HFR, another industry data provider, pins the average distressed debt returns at 13.9 per cent in the year to the end of July, compared to the average hedge fund returns of 9.5 per cent. Last year, distressed debt players returned 11.8 per cent.

Among the winners are Jason Mudrick’s Mudrick Capital Management and Victor Khosla’s Strategic Value Partners, whose distressed debt hedge funds had notched up returns of 26.2 per cent and 15.5 per cent in the year up to the end of May, according to investor documents seen by the FT. 

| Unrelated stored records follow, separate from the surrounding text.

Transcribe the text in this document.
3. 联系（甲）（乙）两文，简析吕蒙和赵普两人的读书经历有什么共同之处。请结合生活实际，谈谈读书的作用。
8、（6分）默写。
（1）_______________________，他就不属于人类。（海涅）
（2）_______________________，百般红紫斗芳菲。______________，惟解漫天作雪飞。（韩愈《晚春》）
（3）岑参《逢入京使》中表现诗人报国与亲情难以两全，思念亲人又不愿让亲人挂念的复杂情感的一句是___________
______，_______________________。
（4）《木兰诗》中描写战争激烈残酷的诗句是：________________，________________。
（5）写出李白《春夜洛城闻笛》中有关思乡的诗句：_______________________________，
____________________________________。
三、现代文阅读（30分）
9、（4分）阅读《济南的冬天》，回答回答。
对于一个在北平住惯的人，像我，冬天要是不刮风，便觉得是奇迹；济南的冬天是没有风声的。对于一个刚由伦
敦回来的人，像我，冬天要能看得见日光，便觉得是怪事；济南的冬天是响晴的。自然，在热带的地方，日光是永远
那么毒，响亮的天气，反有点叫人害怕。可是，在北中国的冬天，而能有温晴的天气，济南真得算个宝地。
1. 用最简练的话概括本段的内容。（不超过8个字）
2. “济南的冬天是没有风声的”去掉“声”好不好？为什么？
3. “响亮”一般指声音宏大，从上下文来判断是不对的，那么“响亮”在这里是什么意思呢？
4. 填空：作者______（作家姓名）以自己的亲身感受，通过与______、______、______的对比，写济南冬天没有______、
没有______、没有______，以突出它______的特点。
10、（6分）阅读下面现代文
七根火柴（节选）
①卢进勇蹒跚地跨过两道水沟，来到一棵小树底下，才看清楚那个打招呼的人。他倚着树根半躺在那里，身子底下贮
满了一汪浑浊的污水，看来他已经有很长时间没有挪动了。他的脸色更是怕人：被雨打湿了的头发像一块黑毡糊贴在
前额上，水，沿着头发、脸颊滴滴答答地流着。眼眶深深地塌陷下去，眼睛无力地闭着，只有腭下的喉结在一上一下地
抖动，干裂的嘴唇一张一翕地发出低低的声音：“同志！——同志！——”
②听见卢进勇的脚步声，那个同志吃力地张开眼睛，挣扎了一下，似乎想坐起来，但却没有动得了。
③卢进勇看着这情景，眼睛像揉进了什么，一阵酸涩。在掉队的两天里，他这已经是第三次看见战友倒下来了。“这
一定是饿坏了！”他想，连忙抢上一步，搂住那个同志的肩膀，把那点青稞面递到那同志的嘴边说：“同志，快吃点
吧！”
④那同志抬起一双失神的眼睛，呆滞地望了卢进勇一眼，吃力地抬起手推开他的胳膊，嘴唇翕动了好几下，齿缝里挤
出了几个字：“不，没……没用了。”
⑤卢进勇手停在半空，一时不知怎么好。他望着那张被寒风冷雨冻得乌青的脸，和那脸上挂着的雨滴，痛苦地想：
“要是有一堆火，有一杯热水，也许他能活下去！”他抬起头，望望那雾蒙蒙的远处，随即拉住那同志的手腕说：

Returns have been buoyed by a remarkable rally across corporate debt markets, which has lowered borrowing costs across the board and even helped even companies such as cruise lines, air carriers and hotel groups raise billions of dollars to tide them over. 

The average yield of US junk bonds has collapsed from a peak of more than 11 per cent at the height of the coronavirus market ructions last year to under 4 per cent for the first time on record this summer, according to ICE data. Even the pre-financial crisis low was about 7 per cent. 

The average yield of corporate bonds graded CCC or lower by the major credit rating agencies — extremely risky debt already on the cusp of default — has tumbled from a March 2020 high of almost 20 per cent to near an all-time low of about 7 per cent this summer. Oleg Melentyev, head of high-yield bond strategy at Bank of America, describes the current environment as “credit nirvana”.

However, the credit market rally has helped a lot of companies that might otherwise have fallen into the clutches of distressed debt funds, limiting the range of further opportunities. Some investors are also looking elsewhere for returns, thinking that the best days for the distressed debt strategy may be over.

UBS’s hedge fund investment unit said in its third-quarter strategy outlook that it planned to trim its exposure to distressed debt, “given the material rally across corporate credit and more attractive long-biased opportunities in other segments of the credit market”. 

Preqin, a data provider on private markets, also noted in its latest outlook that “investors have cooled their interest in distressed debt and special situations compared to last year as opportunities proved harder to come by than expected”. 

However, many distressed debt specialists stress that they raise and deploy money steadily in good times and bad, and remain confident that there will be plenty of opportunities from the aftershocks of the coronavirus pandemic. 

“There is more to do than meets the eye,” Naglieri said. “When you look at the average of the market, it doesn’t look very interesting. But when you dig deeper into individual companies and sectors, there is actually quite a lot going on.”